Privacy and being online

I have an email address that’s old enough to drink. It came to me today when I was discussing data hygiene. I mean, I have an email address that is old enough to drink! And it wasn’t even my first email address, it’s just the one I still have access to.
This realization led me down a path of what things have changed since I got that address.
I remember …
… when things posted on the Internet weren’t around forever.
… when Google bought DejaNews and made USENET archives more available.

… and all those things I thought were gone forever were searchable again.

… when I thought it was good to be anonymous online.

… and trolls were mostly harmless and couldn’t hurt you.
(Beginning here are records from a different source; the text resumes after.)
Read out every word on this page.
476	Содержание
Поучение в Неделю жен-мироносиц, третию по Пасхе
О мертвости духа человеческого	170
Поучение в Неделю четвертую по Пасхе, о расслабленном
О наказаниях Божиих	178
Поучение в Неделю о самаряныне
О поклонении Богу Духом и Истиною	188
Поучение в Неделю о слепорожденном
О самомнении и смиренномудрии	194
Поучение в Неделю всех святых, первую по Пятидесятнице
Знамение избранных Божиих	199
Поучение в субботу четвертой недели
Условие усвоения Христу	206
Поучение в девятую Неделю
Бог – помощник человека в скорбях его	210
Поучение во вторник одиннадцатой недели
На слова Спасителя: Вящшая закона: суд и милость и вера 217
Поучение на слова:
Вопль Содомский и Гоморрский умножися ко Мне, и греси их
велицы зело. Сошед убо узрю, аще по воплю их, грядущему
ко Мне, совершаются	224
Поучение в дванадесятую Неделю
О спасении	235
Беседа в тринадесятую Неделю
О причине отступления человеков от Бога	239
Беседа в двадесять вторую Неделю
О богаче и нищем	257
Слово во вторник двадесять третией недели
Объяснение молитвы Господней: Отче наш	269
… but there were always exceptions.

… a mailbox with zero spam in it.
… when I could still pretend I had control over my personal data.
We give up a lot of privacy just existing in the modern world. Companies track us and keep data about us. In many cases this is good. I recently had to return something to Home Depot and they could get a copy of the receipt simply by running my credit card through their system. Easy, peasy. Got my money back for that last box of floor tiles we didn’t open.
But it also means that companies can be the weak link and expose us to risk we don’t want or ask for. If there’s anything recent breaches have taught me it’s that my data is at risk no matter what I do. There’s a limit to what I can control and full control means not being able to participate in (almost any) online space.
And even if I am careful, other people use my info and my email addresses to sign up for stuff. One company in the UK is selling my email address associated with the profile “Mrs. Christine Stelfox.” Another UK company is selling a different email address with a different profile. Laura Ashley UK thinks I’m a stay at home mother of 3 in South London. And those are the easy to say “this data is bad and wrong” because they’re the wrong country and the wrong currency.
Brewster.com started spamming me, telling me that they had multiple email addresses and multiple phone numbers associated with me. I didn’t give them that data, someone else did. But now they think they own it and their privacy policy doesn’t cover my data, it only covers the data of the people who handed it over to them.
In terms of privacy, unless you want to stay offline completely, there isn’t much you can do to protect yourself. And even then, there’s nothing to stop companies from collecting data about you and selling that data on. The Target breach tells us even if you don’t do anything online, your PII can be leaked into online spaces. The US government breach tells us that doing things like participating in someone’s security clearance process can leak your data online. Health care breaches tell us we can’t trust our doctors and hospitals to keep our data safe.
All of this tells me that online privacy is difficult, if not impossible, these days. We’ve gotten used to having companies know about us and our habits and expect a high level of personalization. That personalization requires companies keep detailed records of our behavior.
I don’t think we really can give permission for this level of tracking. But I can’t see trusting companies to maintain our data in a safe and secure manner. I hate being tracked and I know that not being tracked means I give up a level of service. These days, though, you can’t even opt out of being tracked. You’re tracked even if you opt out. You just don’t get any of the benefits of being tracked.
Privacy is complicated and we don’t really have a handle on it. The internet is too new, even if people like me do have email addresses that are old enough to drink.